We have read them all. You may have read some or may have seen one of the films made for British television and shown in the U.S. on PBS. My recollection is the films were fairly accurate renditions of the books.
Alie wanted to go to Shrewsbury to see the Castle and Cathedral. I wanted to see the Abbey (Yes, I know he was fiction.) So we drove west, on the motorways (British equivalent of an Interstate) and through miles of construction around Birmingham, on our one English trip that was truly destination driven.

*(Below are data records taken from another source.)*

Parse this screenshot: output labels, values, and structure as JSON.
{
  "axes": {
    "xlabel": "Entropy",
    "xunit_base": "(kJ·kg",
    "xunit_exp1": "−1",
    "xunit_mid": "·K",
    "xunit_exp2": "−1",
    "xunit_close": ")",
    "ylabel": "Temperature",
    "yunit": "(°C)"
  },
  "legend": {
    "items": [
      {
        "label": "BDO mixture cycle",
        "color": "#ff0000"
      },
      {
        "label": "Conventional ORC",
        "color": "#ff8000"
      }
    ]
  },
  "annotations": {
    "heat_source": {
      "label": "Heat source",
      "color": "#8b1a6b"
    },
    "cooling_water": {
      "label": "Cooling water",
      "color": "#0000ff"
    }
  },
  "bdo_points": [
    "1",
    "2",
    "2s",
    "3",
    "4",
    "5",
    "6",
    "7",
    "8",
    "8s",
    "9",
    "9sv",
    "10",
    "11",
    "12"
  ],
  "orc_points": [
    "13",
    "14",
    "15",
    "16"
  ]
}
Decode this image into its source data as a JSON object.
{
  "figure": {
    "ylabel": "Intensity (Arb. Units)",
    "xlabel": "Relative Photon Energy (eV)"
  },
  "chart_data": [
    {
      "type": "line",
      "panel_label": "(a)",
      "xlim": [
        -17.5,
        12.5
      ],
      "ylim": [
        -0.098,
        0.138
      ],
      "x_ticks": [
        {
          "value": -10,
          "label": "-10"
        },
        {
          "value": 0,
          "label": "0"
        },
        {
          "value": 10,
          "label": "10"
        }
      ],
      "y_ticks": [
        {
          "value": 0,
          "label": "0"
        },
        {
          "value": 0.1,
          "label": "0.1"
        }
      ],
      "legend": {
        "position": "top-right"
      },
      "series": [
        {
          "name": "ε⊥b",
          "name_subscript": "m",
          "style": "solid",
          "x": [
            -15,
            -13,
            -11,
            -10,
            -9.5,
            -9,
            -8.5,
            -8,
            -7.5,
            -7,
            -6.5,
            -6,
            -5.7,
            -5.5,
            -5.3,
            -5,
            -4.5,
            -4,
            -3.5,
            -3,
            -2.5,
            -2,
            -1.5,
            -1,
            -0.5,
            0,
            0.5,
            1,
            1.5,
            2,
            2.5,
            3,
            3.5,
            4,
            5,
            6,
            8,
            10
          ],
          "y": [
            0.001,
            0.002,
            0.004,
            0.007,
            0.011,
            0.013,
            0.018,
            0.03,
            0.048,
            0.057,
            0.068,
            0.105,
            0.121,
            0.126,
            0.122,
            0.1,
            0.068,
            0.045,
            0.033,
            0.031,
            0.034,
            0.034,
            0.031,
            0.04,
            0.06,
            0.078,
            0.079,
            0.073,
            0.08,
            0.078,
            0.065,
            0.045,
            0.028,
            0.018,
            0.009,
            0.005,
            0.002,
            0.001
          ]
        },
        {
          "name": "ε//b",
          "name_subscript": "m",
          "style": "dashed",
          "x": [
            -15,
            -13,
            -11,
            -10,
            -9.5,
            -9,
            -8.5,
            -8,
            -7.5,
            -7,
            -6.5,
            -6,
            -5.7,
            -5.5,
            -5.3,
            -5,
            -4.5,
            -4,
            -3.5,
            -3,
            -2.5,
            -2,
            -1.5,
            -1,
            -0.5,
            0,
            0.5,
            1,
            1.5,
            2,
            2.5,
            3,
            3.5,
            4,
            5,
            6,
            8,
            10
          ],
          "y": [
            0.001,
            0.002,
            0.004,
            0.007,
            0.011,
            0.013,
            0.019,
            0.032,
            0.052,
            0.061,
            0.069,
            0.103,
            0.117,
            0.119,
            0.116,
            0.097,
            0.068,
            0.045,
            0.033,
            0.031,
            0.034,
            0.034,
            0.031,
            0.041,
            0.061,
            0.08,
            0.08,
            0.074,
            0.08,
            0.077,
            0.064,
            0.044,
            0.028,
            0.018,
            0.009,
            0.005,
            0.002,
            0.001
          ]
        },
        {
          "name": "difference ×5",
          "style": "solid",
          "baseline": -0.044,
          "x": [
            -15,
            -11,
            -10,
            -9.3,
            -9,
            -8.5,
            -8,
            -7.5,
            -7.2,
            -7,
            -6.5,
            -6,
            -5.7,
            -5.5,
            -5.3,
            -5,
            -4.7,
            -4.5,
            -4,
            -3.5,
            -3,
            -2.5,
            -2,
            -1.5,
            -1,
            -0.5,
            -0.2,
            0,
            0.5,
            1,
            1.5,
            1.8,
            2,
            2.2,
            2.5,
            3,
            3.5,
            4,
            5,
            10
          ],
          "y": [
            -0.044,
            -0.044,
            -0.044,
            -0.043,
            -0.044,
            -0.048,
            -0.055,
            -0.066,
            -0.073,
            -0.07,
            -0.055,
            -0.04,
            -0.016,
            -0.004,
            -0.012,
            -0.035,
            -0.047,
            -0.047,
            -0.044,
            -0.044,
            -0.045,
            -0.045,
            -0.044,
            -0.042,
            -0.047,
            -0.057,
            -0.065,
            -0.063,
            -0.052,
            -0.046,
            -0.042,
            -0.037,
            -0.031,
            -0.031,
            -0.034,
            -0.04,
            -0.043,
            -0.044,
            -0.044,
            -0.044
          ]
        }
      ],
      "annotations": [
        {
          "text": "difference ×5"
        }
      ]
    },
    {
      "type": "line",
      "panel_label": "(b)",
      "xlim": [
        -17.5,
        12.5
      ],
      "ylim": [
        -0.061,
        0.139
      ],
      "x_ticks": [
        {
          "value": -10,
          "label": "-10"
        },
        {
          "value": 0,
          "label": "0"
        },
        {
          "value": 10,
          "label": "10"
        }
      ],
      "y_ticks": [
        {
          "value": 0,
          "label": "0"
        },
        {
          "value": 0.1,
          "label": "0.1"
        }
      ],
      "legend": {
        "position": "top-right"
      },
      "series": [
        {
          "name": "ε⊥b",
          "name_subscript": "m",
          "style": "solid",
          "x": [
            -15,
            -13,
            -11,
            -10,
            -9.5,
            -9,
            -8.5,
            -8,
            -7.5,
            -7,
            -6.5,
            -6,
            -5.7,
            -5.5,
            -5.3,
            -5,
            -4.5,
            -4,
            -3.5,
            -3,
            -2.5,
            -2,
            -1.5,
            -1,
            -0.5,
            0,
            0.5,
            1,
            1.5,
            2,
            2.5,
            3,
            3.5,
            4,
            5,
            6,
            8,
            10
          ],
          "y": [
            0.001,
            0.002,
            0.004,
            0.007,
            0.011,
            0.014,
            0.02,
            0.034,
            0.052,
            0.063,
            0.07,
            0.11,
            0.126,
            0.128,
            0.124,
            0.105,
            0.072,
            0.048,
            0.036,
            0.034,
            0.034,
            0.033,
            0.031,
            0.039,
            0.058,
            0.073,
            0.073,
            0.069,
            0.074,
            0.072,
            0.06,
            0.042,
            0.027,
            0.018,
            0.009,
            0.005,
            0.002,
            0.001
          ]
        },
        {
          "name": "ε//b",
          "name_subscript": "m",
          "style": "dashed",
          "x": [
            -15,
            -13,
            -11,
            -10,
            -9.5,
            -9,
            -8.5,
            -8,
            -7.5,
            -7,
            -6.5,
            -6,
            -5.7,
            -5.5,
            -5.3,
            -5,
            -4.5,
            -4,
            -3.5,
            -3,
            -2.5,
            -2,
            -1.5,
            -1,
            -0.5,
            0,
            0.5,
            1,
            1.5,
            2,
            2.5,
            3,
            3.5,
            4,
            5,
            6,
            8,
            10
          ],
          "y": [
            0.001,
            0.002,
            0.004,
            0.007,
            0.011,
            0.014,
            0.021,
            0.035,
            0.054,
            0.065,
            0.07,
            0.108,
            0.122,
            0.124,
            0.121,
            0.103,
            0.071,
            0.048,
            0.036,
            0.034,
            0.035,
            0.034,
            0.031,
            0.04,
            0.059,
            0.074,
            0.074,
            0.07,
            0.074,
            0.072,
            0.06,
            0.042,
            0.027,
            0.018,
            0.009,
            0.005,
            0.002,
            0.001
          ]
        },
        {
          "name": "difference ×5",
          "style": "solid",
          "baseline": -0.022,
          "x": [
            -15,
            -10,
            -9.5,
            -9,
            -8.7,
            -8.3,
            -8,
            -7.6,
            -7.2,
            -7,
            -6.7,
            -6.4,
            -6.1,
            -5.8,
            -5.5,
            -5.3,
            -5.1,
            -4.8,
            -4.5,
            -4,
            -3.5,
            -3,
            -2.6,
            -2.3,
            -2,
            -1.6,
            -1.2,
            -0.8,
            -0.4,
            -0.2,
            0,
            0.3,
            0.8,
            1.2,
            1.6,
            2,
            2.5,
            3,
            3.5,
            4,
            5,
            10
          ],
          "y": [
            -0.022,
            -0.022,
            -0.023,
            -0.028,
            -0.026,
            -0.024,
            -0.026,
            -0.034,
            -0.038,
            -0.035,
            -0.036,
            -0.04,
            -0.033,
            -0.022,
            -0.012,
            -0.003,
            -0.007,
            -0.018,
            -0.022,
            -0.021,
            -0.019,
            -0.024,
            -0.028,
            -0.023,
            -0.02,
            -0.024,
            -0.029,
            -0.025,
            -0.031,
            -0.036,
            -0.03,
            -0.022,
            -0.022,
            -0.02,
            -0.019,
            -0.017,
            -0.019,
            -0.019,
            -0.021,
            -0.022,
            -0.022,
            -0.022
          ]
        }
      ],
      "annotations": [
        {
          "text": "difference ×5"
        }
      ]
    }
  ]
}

We are Red Cross volunteers, so on our way back to the car we stopped in the local Red Cross thrift store. We had a very pleasant conversation with two ladies, a grandmother and granddaughter, who along with their daughter/mother represented three generations volunteering. The Grandmother just celebrated her 90th birthday and was quite alert and interesting.When we first arrived in Shrewsbury, we looked all around for an information office. When we went back to our car, the office was located about thirty feet away in William Rowley’s Elizabethan house. Its 1618 brick addition was the first brick building in the town. Rowley was a “draper.”
After moving our car to another lot, we set off for the narrow streets of the “old town” — Elizabethan is not old in England. We were heading for St. Mary’s Church and cut through the churchyard of St. Alkmund’s. Looking through the door, I spotted one of the most interesting church windows I have ever seen. It is not stained glass; It was painted by Francis Eginton in 1795. A photo cannot do justice to the soft muted colors he used. Nor could a postcard that I bought — but both will inspire memories.St. Mary’s is the only complete medieval church in Shrewsbury. A church has been on the site for over a thousand years. The current one dates from Norman times but includes some Saxon parts. However, the two items that caught my imagination were not particularly historic or grand. One was a plaque to a guy who tried to fly. The other was the effigy of Col. C. R. Cureton, a soldier who died in India. A man we met in the church told us Cureton, after faking suicide, fled England and joined the military under a false name to avoid high gambling debts. Nonetheless, he had an excellent military career eventually rising to the position of Adjutant General of the Queen’s Forces in India.
Finally, we visited the Cathedral, once part of the Abbey. Henry VIII had the abbey destroyed, took its valuables and even sold off the stones and lead from the roof as part of his program to break the Catholic power of the abbeys while also filling his coffers.But at last I was in “Cadfael-land.” He was fiction, but walking about the Cathedral, it was easy to see where Ellis Peters got her stories ideas: stones from the Guild of St. Winifride (A Morbid Taste for Bones); a effigy from the Church of St. Giles (The Leper of St Giles); even a parking lot, “The Horsefair” (St. Peters Fair); and many more.
The Cathedral is across the river from Shrewsbury. Perhaps that is why despite the town being very busy and even a little crowded, we were the only tourists in the church. We chatted for a while with a man I presume was the vicar. He was doing some chores and explained to us the lovely live music we had during our visit was provided by a group practicing to perform the next night: Martin Cropper was playing the piano and Jan Lumley was one flautist; I did not get the name of the other flute player. The music added immensely to the peaceful and relaxed nature of our visit.